JOB MOVES
Barmak Nassirian, a former associate executive director at the Association of Collegiate Registrars and Admissions Officers who is an expert on federal student aid, became director of federal relations and policy analysis at the American Association of State Colleges and Universities in July. Mr. Nassirian worked for Aascu earlier, from 1990 to 1998, as director of federal policy analysis.
Stefano Bertozzi, a senior fellow at the Bill & Melinda Gates Foundation, AIDS expert, and health economist, will become dean of the School of Public Health at the University of California at Berkeley in September. At the Gates foundation, he has directed the HIV and tuberculosis programs and led a team that managed grants in HIV vaccine development, biomedical prevention research, and other HIV topics.
Paul Tiyambe Zeleza, dean of the Bellarmine College of Liberal Arts at Loyola Marymount University, has been appointed vice president for academic affairs at Quinnipiac University.
Anders W. Hall, who oversees public securities at Duke University, has been named Vanderbilt University’s new vice chancellor for investments and chief investment officer, effective September 3.
Frank O. Mora, who was deputy assistant secretary of defense for the Western Hemisphere in the U.S. Defense Department, has become director of the Latin American and Caribbean Center at Florida International University.

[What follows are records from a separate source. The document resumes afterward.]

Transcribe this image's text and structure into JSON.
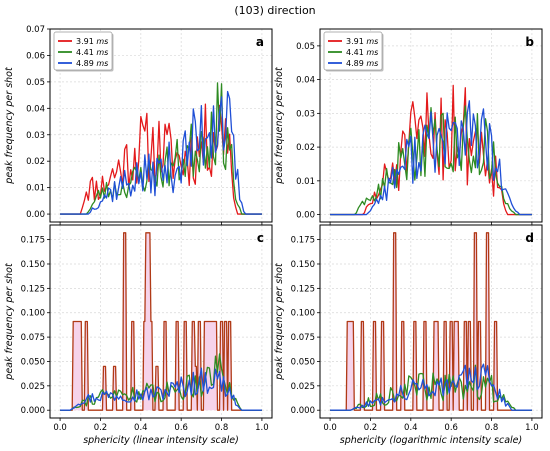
{
  "figure_title": "(103) direction",
  "colors": {
    "red": "#e31a1c",
    "green": "#2e8b22",
    "blue": "#1f4fd6",
    "fill": "#f6d3ea",
    "dark": "#b03a16"
  },
  "chart_data": [
    {
      "id": "a",
      "type": "line",
      "label": "a",
      "ylabel": "peak frequency per shot",
      "xlabel": "",
      "xlim": [
        -0.05,
        1.05
      ],
      "ylim": [
        -0.003,
        0.07
      ],
      "xticks": [
        "0.0",
        "0.2",
        "0.4",
        "0.6",
        "0.8",
        "1.0"
      ],
      "yticks": [
        "0.00",
        "0.01",
        "0.02",
        "0.03",
        "0.04",
        "0.05",
        "0.06",
        "0.07"
      ],
      "grid": true,
      "legend": "top-left",
      "series": [
        {
          "name": "3.91",
          "unit": "ms",
          "color": "red",
          "anchors": [
            [
              0,
              0
            ],
            [
              0.1,
              0
            ],
            [
              0.13,
              0.01
            ],
            [
              0.2,
              0.01
            ],
            [
              0.3,
              0.018
            ],
            [
              0.4,
              0.025
            ],
            [
              0.5,
              0.025
            ],
            [
              0.6,
              0.02
            ],
            [
              0.7,
              0.025
            ],
            [
              0.78,
              0.032
            ],
            [
              0.83,
              0.035
            ],
            [
              0.86,
              0.01
            ],
            [
              0.88,
              0
            ],
            [
              1,
              0
            ]
          ],
          "noise": 0.35,
          "seed": 11
        },
        {
          "name": "4.41",
          "unit": "ms",
          "color": "green",
          "anchors": [
            [
              0,
              0
            ],
            [
              0.13,
              0
            ],
            [
              0.2,
              0.008
            ],
            [
              0.3,
              0.01
            ],
            [
              0.4,
              0.014
            ],
            [
              0.5,
              0.017
            ],
            [
              0.6,
              0.02
            ],
            [
              0.7,
              0.028
            ],
            [
              0.78,
              0.035
            ],
            [
              0.84,
              0.03
            ],
            [
              0.87,
              0.005
            ],
            [
              0.9,
              0
            ],
            [
              1,
              0
            ]
          ],
          "noise": 0.3,
          "seed": 23
        },
        {
          "name": "4.89",
          "unit": "ms",
          "color": "blue",
          "anchors": [
            [
              0,
              0
            ],
            [
              0.14,
              0
            ],
            [
              0.2,
              0.006
            ],
            [
              0.3,
              0.011
            ],
            [
              0.4,
              0.014
            ],
            [
              0.5,
              0.016
            ],
            [
              0.6,
              0.02
            ],
            [
              0.7,
              0.03
            ],
            [
              0.76,
              0.04
            ],
            [
              0.82,
              0.038
            ],
            [
              0.86,
              0.02
            ],
            [
              0.9,
              0.003
            ],
            [
              0.92,
              0
            ],
            [
              1,
              0
            ]
          ],
          "noise": 0.35,
          "seed": 37
        }
      ]
    },
    {
      "id": "b",
      "type": "line",
      "label": "b",
      "ylabel": "peak frequency per shot",
      "xlabel": "",
      "xlim": [
        -0.05,
        1.05
      ],
      "ylim": [
        -0.0022,
        0.055
      ],
      "xticks": [
        "0.0",
        "0.2",
        "0.4",
        "0.6",
        "0.8",
        "1.0"
      ],
      "yticks": [
        "0.00",
        "0.01",
        "0.02",
        "0.03",
        "0.04",
        "0.05"
      ],
      "grid": true,
      "legend": "top-left",
      "series": [
        {
          "name": "3.91",
          "unit": "ms",
          "color": "red",
          "anchors": [
            [
              0,
              0
            ],
            [
              0.16,
              0
            ],
            [
              0.2,
              0.003
            ],
            [
              0.25,
              0.008
            ],
            [
              0.3,
              0.012
            ],
            [
              0.4,
              0.02
            ],
            [
              0.5,
              0.024
            ],
            [
              0.6,
              0.026
            ],
            [
              0.7,
              0.023
            ],
            [
              0.78,
              0.02
            ],
            [
              0.82,
              0.012
            ],
            [
              0.86,
              0.004
            ],
            [
              0.88,
              0
            ],
            [
              1,
              0
            ]
          ],
          "noise": 0.4,
          "seed": 51
        },
        {
          "name": "4.41",
          "unit": "ms",
          "color": "green",
          "anchors": [
            [
              0,
              0
            ],
            [
              0.12,
              0
            ],
            [
              0.18,
              0.004
            ],
            [
              0.25,
              0.007
            ],
            [
              0.3,
              0.012
            ],
            [
              0.4,
              0.018
            ],
            [
              0.5,
              0.022
            ],
            [
              0.6,
              0.022
            ],
            [
              0.7,
              0.022
            ],
            [
              0.78,
              0.02
            ],
            [
              0.84,
              0.01
            ],
            [
              0.88,
              0.003
            ],
            [
              0.92,
              0
            ],
            [
              1,
              0
            ]
          ],
          "noise": 0.3,
          "seed": 63
        },
        {
          "name": "4.89",
          "unit": "ms",
          "color": "blue",
          "anchors": [
            [
              0,
              0
            ],
            [
              0.18,
              0
            ],
            [
              0.22,
              0.003
            ],
            [
              0.28,
              0.008
            ],
            [
              0.35,
              0.014
            ],
            [
              0.45,
              0.02
            ],
            [
              0.55,
              0.022
            ],
            [
              0.65,
              0.024
            ],
            [
              0.75,
              0.023
            ],
            [
              0.82,
              0.015
            ],
            [
              0.87,
              0.006
            ],
            [
              0.92,
              0.001
            ],
            [
              0.94,
              0
            ],
            [
              1,
              0
            ]
          ],
          "noise": 0.3,
          "seed": 77
        }
      ]
    },
    {
      "id": "c",
      "type": "line",
      "label": "c",
      "ylabel": "peak frequency per shot",
      "xlabel": "sphericity (linear intensity scale)",
      "xlim": [
        -0.05,
        1.05
      ],
      "ylim": [
        -0.008,
        0.19
      ],
      "xticks": [
        "0.0",
        "0.2",
        "0.4",
        "0.6",
        "0.8",
        "1.0"
      ],
      "yticks": [
        "0.000",
        "0.025",
        "0.050",
        "0.075",
        "0.100",
        "0.125",
        "0.150",
        "0.175"
      ],
      "grid": true,
      "legend": "",
      "spikes": [
        [
          0.07,
          0.091
        ],
        [
          0.08,
          0.091
        ],
        [
          0.09,
          0.091
        ],
        [
          0.1,
          0.091
        ],
        [
          0.13,
          0.091
        ],
        [
          0.22,
          0.045
        ],
        [
          0.27,
          0.045
        ],
        [
          0.32,
          0.182
        ],
        [
          0.36,
          0.091
        ],
        [
          0.42,
          0.091
        ],
        [
          0.43,
          0.182
        ],
        [
          0.44,
          0.182
        ],
        [
          0.45,
          0.091
        ],
        [
          0.48,
          0.045
        ],
        [
          0.52,
          0.091
        ],
        [
          0.58,
          0.091
        ],
        [
          0.62,
          0.091
        ],
        [
          0.66,
          0.091
        ],
        [
          0.67,
          0.045
        ],
        [
          0.69,
          0.091
        ],
        [
          0.72,
          0.091
        ],
        [
          0.73,
          0.091
        ],
        [
          0.74,
          0.091
        ],
        [
          0.75,
          0.091
        ],
        [
          0.76,
          0.091
        ],
        [
          0.77,
          0.091
        ],
        [
          0.8,
          0.091
        ],
        [
          0.82,
          0.091
        ],
        [
          0.84,
          0.091
        ]
      ],
      "series": [
        {
          "name": "3.91",
          "unit": "ms",
          "color": "dark",
          "anchors": [],
          "noise": 0,
          "seed": 1
        },
        {
          "name": "4.41",
          "unit": "ms",
          "color": "green",
          "anchors": [
            [
              0,
              0
            ],
            [
              0.05,
              0
            ],
            [
              0.1,
              0.008
            ],
            [
              0.2,
              0.014
            ],
            [
              0.3,
              0.016
            ],
            [
              0.4,
              0.018
            ],
            [
              0.5,
              0.018
            ],
            [
              0.6,
              0.022
            ],
            [
              0.7,
              0.032
            ],
            [
              0.78,
              0.045
            ],
            [
              0.84,
              0.025
            ],
            [
              0.88,
              0.005
            ],
            [
              0.9,
              0
            ],
            [
              1,
              0
            ]
          ],
          "noise": 0.35,
          "seed": 91
        },
        {
          "name": "4.89",
          "unit": "ms",
          "color": "blue",
          "anchors": [
            [
              0,
              0
            ],
            [
              0.05,
              0
            ],
            [
              0.1,
              0.01
            ],
            [
              0.2,
              0.015
            ],
            [
              0.3,
              0.016
            ],
            [
              0.4,
              0.016
            ],
            [
              0.5,
              0.018
            ],
            [
              0.6,
              0.024
            ],
            [
              0.7,
              0.03
            ],
            [
              0.78,
              0.032
            ],
            [
              0.84,
              0.02
            ],
            [
              0.88,
              0.004
            ],
            [
              0.9,
              0
            ],
            [
              1,
              0
            ]
          ],
          "noise": 0.3,
          "seed": 97
        }
      ]
    },
    {
      "id": "d",
      "type": "line",
      "label": "d",
      "ylabel": "peak frequency per shot",
      "xlabel": "sphericity (logarithmic intensity scale)",
      "xlim": [
        -0.05,
        1.05
      ],
      "ylim": [
        -0.008,
        0.19
      ],
      "xticks": [
        "0.0",
        "0.2",
        "0.4",
        "0.6",
        "0.8",
        "1.0"
      ],
      "yticks": [
        "0.000",
        "0.025",
        "0.050",
        "0.075",
        "0.100",
        "0.125",
        "0.150",
        "0.175"
      ],
      "grid": true,
      "legend": "",
      "spikes": [
        [
          0.09,
          0.091
        ],
        [
          0.1,
          0.091
        ],
        [
          0.11,
          0.091
        ],
        [
          0.16,
          0.091
        ],
        [
          0.22,
          0.091
        ],
        [
          0.26,
          0.091
        ],
        [
          0.32,
          0.182
        ],
        [
          0.36,
          0.091
        ],
        [
          0.42,
          0.091
        ],
        [
          0.47,
          0.091
        ],
        [
          0.52,
          0.091
        ],
        [
          0.53,
          0.091
        ],
        [
          0.57,
          0.091
        ],
        [
          0.6,
          0.091
        ],
        [
          0.62,
          0.091
        ],
        [
          0.63,
          0.091
        ],
        [
          0.67,
          0.091
        ],
        [
          0.69,
          0.091
        ],
        [
          0.72,
          0.182
        ],
        [
          0.74,
          0.091
        ],
        [
          0.78,
          0.182
        ],
        [
          0.82,
          0.091
        ]
      ],
      "series": [
        {
          "name": "3.91",
          "unit": "ms",
          "color": "dark",
          "anchors": [],
          "noise": 0,
          "seed": 2
        },
        {
          "name": "4.41",
          "unit": "ms",
          "color": "green",
          "anchors": [
            [
              0,
              0
            ],
            [
              0.1,
              0
            ],
            [
              0.15,
              0.005
            ],
            [
              0.25,
              0.012
            ],
            [
              0.35,
              0.02
            ],
            [
              0.45,
              0.025
            ],
            [
              0.55,
              0.022
            ],
            [
              0.65,
              0.025
            ],
            [
              0.75,
              0.03
            ],
            [
              0.82,
              0.02
            ],
            [
              0.88,
              0.006
            ],
            [
              0.92,
              0
            ],
            [
              1,
              0
            ]
          ],
          "noise": 0.4,
          "seed": 113
        },
        {
          "name": "4.89",
          "unit": "ms",
          "color": "blue",
          "anchors": [
            [
              0,
              0
            ],
            [
              0.1,
              0
            ],
            [
              0.15,
              0.004
            ],
            [
              0.25,
              0.01
            ],
            [
              0.35,
              0.018
            ],
            [
              0.45,
              0.024
            ],
            [
              0.55,
              0.026
            ],
            [
              0.65,
              0.03
            ],
            [
              0.75,
              0.036
            ],
            [
              0.8,
              0.03
            ],
            [
              0.86,
              0.01
            ],
            [
              0.9,
              0
            ],
            [
              1,
              0
            ]
          ],
          "noise": 0.3,
          "seed": 127
        }
      ]
    }
  ]
}
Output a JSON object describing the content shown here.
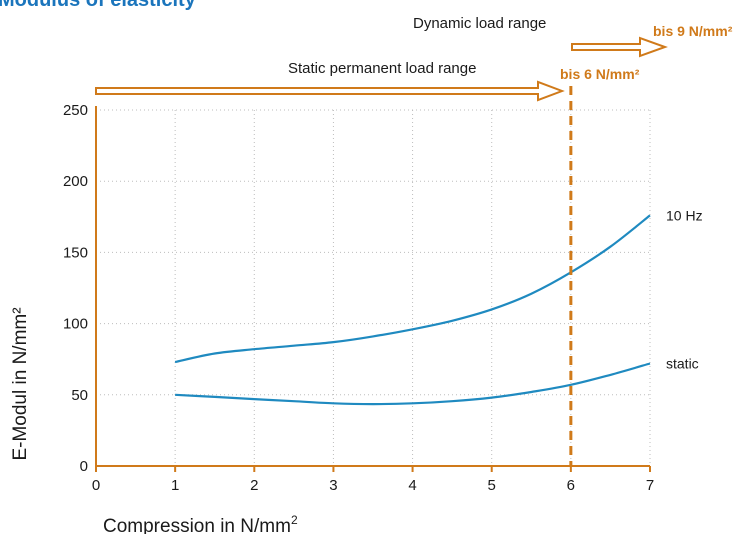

Mary Ellen Petrisko, a vice president at the Middle States Commission on Higher Education, will become president of another accrediting agency, the Western Association of Schools and Colleges’ Senior College and University Commission, in September.
DEPARTURE
Aaron M. Podolefsky said last week that he would step down as president of Buffalo State College on July 31 to focus on his health and continue treatment for prostate cancer. He has been on sick leave since May. Howard Cohen, chancellor emeritus at Purdue University Calumet, will serve as interim president.
In Memoriam
Rubby Sherr, a professor emeritus of physics at Princeton University, died July 8 in Haverford, Pa. He was 99. In the 1940s, when he was affiliated with the Massachusetts Institute of Technology, he was part of a team at the Los Alamos National Laboratory that developed the “trigger” for the plutonium-fired atomic bomb produced by the Manhattan Project. The detonation of that bomb in 1945 marked the beginning of the Atomic Age. Mr. Sherr published academic papers over a period of nearly 80 years.